Developers, in fact, admitted that 2017 was a year when artificial demand was sucked out of the system. “The speculation in the real estate industry has almost ended. Though 2017 was a very challenging year, we expect things to normalise next year. Affordable housing and completion of crucial infrastructure projects will boost the market,” Praveen Jain, vice chairman, Naredco, said.
Kamaljeet Singh, vice president, Bestech, opined that the market is returning to normal slowly but surely and things would be easier from next year. “The buyers are returning, albeit slowly, and funds are now available. But now, the focus would on end-users,” Jain said.
While major growth areas in Gurgaon, including SPR, NPR and the Golf Course Extension Road, saw dismal growth, it was the micro-markets that kept the momentum going in the last six months. “The products which buyers can invest in right now have made comeback. Property prices have risen by 15-20% in DLF, Sushant Lok and South City, as people want ready-to-move-in properties,” Pankaj Tomar, CEO, Ishadi Real Estate Ltd, said.

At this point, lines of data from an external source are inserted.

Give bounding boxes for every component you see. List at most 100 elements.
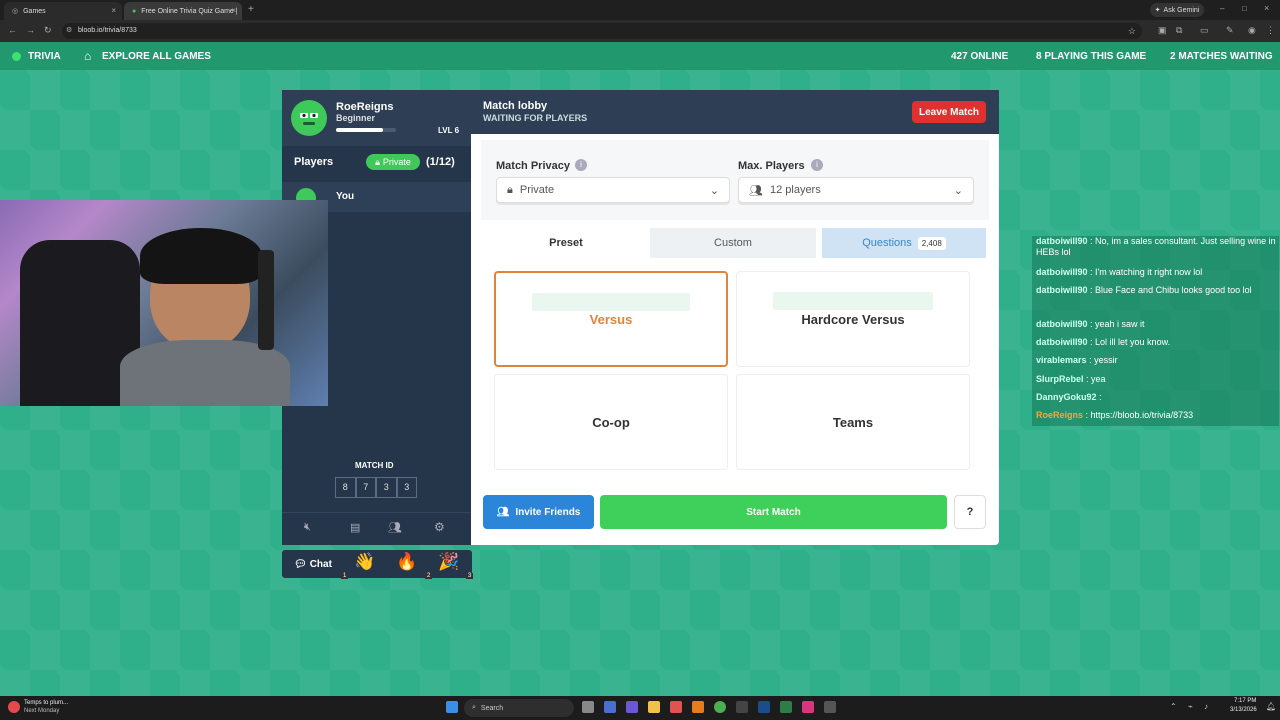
tab-custom[interactable]: Custom <box>650 228 816 258</box>
profile-name: RoeReigns <box>336 101 394 113</box>
tray-chevron-icon[interactable]: ⌃ <box>1170 702 1177 711</box>
tab-questions[interactable]: Questions 2,408 <box>822 228 986 258</box>
mute-icon[interactable]: 🔇︎ <box>304 521 311 534</box>
menu-dots-icon[interactable]: ⋮ <box>1266 25 1275 36</box>
webcam-overlay <box>0 200 328 406</box>
steam-icon[interactable] <box>758 701 770 713</box>
chat-message: datboiwill90 : Blue Face and Chibu looks… <box>1036 285 1252 295</box>
reaction-count: 3 <box>466 573 474 579</box>
chat-button[interactable]: 💬︎ Chat <box>286 553 338 575</box>
invite-friends-button[interactable]: 👥︎ Invite Friends <box>483 495 594 529</box>
leaderboard-icon[interactable]: ▤ <box>350 521 360 534</box>
gemini-icon: ✦ <box>1154 7 1161 14</box>
xp-bar-fill <box>336 128 383 132</box>
brand-link[interactable]: TRIVIA <box>28 51 61 62</box>
microphone-shape <box>258 250 274 350</box>
explore-games-link[interactable]: EXPLORE ALL GAMES <box>102 51 211 62</box>
profile-icon[interactable]: ◉ <box>1248 25 1256 36</box>
online-count: 427 ONLINE <box>951 51 1009 62</box>
minimize-icon[interactable]: – <box>1220 4 1224 13</box>
group-icon: 👥︎ <box>749 184 763 197</box>
match-id-digit: 3 <box>376 477 397 498</box>
app-icon[interactable] <box>692 701 704 713</box>
weather-title: Temps to plum... <box>24 700 69 706</box>
maximize-icon[interactable]: □ <box>1242 4 1247 13</box>
player-name: You <box>336 191 355 202</box>
extension-icon[interactable]: ⧉ <box>1176 25 1182 36</box>
xp-bar <box>336 128 396 132</box>
chat-message: virablemars : yessir <box>1036 355 1118 365</box>
info-icon[interactable]: i <box>575 159 587 171</box>
chat-bar: 💬︎ Chat 👋 1 🔥 2 🎉 3 <box>282 550 474 579</box>
avatar[interactable] <box>291 100 327 136</box>
party-reaction-button[interactable]: 🎉 <box>438 552 459 572</box>
app-icon[interactable] <box>626 701 638 713</box>
app-icon[interactable] <box>780 701 792 713</box>
chat-message: datboiwill90 : I'm watching it right now… <box>1036 267 1203 277</box>
app-icon[interactable] <box>824 701 836 713</box>
file-explorer-icon[interactable] <box>648 701 660 713</box>
max-players-label: Max. Players <box>738 160 805 172</box>
back-icon[interactable]: ← <box>8 25 17 35</box>
group-icon[interactable]: 👥︎ <box>388 521 402 534</box>
players-heading: Players <box>294 156 334 168</box>
chevron-down-icon: ⌄ <box>953 184 963 197</box>
ask-gemini-button[interactable]: ✦ Ask Gemini <box>1150 3 1204 17</box>
settings-gear-icon[interactable]: ⚙ <box>434 520 445 534</box>
wave-reaction-button[interactable]: 👋 <box>354 552 375 572</box>
blob-face-icon <box>300 113 318 125</box>
notification-bell-icon[interactable]: 🔔︎ <box>1266 702 1276 711</box>
extension-icon[interactable]: ▣ <box>1158 25 1167 36</box>
browser-tab-trivia[interactable]: ● Free Online Trivia Quiz Game | × <box>124 2 242 20</box>
lock-icon: 🔒︎ <box>375 156 380 167</box>
close-icon[interactable]: × <box>231 6 236 15</box>
weather-widget[interactable]: Temps to plum... Next Monday <box>8 699 88 717</box>
forward-icon[interactable]: → <box>26 25 35 35</box>
window-close-icon[interactable]: × <box>1264 3 1269 13</box>
mode-card-versus[interactable]: Versus <box>494 271 728 367</box>
mode-card-teams[interactable]: Teams <box>736 374 970 470</box>
app-icon[interactable] <box>670 701 682 713</box>
volume-icon[interactable]: ♪ <box>1204 702 1208 711</box>
task-view-icon[interactable] <box>582 701 594 713</box>
fire-reaction-button[interactable]: 🔥 <box>396 552 417 572</box>
app-icon[interactable] <box>736 701 748 713</box>
leave-match-button[interactable]: Leave Match <box>912 101 986 123</box>
taskbar-search[interactable]: ⌕ Search <box>464 699 574 717</box>
address-bar[interactable]: ⚙ bloob.io/trivia/8733 ☆ <box>62 23 1142 39</box>
close-icon[interactable]: × <box>111 6 116 15</box>
browser-tab-games[interactable]: ◎ Games × <box>4 2 122 20</box>
mode-card-coop[interactable]: Co-op <box>494 374 728 470</box>
online-dot-icon <box>12 52 21 61</box>
tab-preset[interactable]: Preset <box>484 228 648 258</box>
chat-message: SlurpRebel : yea <box>1036 374 1106 384</box>
profile-rank: Beginner <box>336 113 376 123</box>
max-players-select[interactable]: 👥︎ 12 players ⌄ <box>738 177 974 203</box>
playing-count: 8 PLAYING THIS GAME <box>1036 51 1147 62</box>
info-icon[interactable]: i <box>811 159 823 171</box>
match-privacy-select[interactable]: 🔒︎ Private ⌄ <box>496 177 730 203</box>
reload-icon[interactable]: ↻ <box>44 25 52 36</box>
mode-card-hardcore-versus[interactable]: Hardcore Versus <box>736 271 970 367</box>
match-id-digit: 7 <box>355 477 376 498</box>
lobby-header: Match lobby WAITING FOR PLAYERS Leave Ma… <box>471 90 999 134</box>
help-button[interactable]: ? <box>954 495 986 529</box>
players-header: Players 🔒︎ Private (1/12) <box>282 148 471 176</box>
start-windows-icon[interactable] <box>446 701 458 713</box>
new-tab-icon[interactable]: + <box>248 4 254 15</box>
chrome-icon[interactable] <box>714 701 726 713</box>
match-id-digits: 8 7 3 3 <box>335 477 417 498</box>
stream-chat-overlay: datboiwill90 : No, im a sales consultant… <box>1032 236 1279 426</box>
clock-date: 3/13/2026 <box>1230 707 1257 713</box>
chat-message: datboiwill90 : yeah i saw it <box>1036 319 1145 329</box>
extension-icon[interactable]: ▭ <box>1200 25 1209 36</box>
level-label: LVL 6 <box>438 126 460 135</box>
extension-icon[interactable]: ✎ <box>1226 25 1234 36</box>
app-icon[interactable] <box>604 701 616 713</box>
lobby-title: Match lobby <box>483 100 548 112</box>
start-match-button[interactable]: Start Match <box>600 495 947 529</box>
bookmark-star-icon[interactable]: ☆ <box>1128 23 1136 39</box>
network-icon[interactable]: ⌁ <box>1188 702 1193 711</box>
app-icon[interactable] <box>802 701 814 713</box>
clock-time: 7:17 PM <box>1234 698 1257 704</box>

Both developers and experts said that lack of clarity among policy makers with regard to land-pooling and transit-oriented development, under which the floor area ratio (FAR), has been increased, also did not help the cause of realty. They, however, admitted that affordable housing had been the savior for many of them and in the coming two years, more affordable projects and delivery of delayed homes is the key to revival of realty in Gurgaon.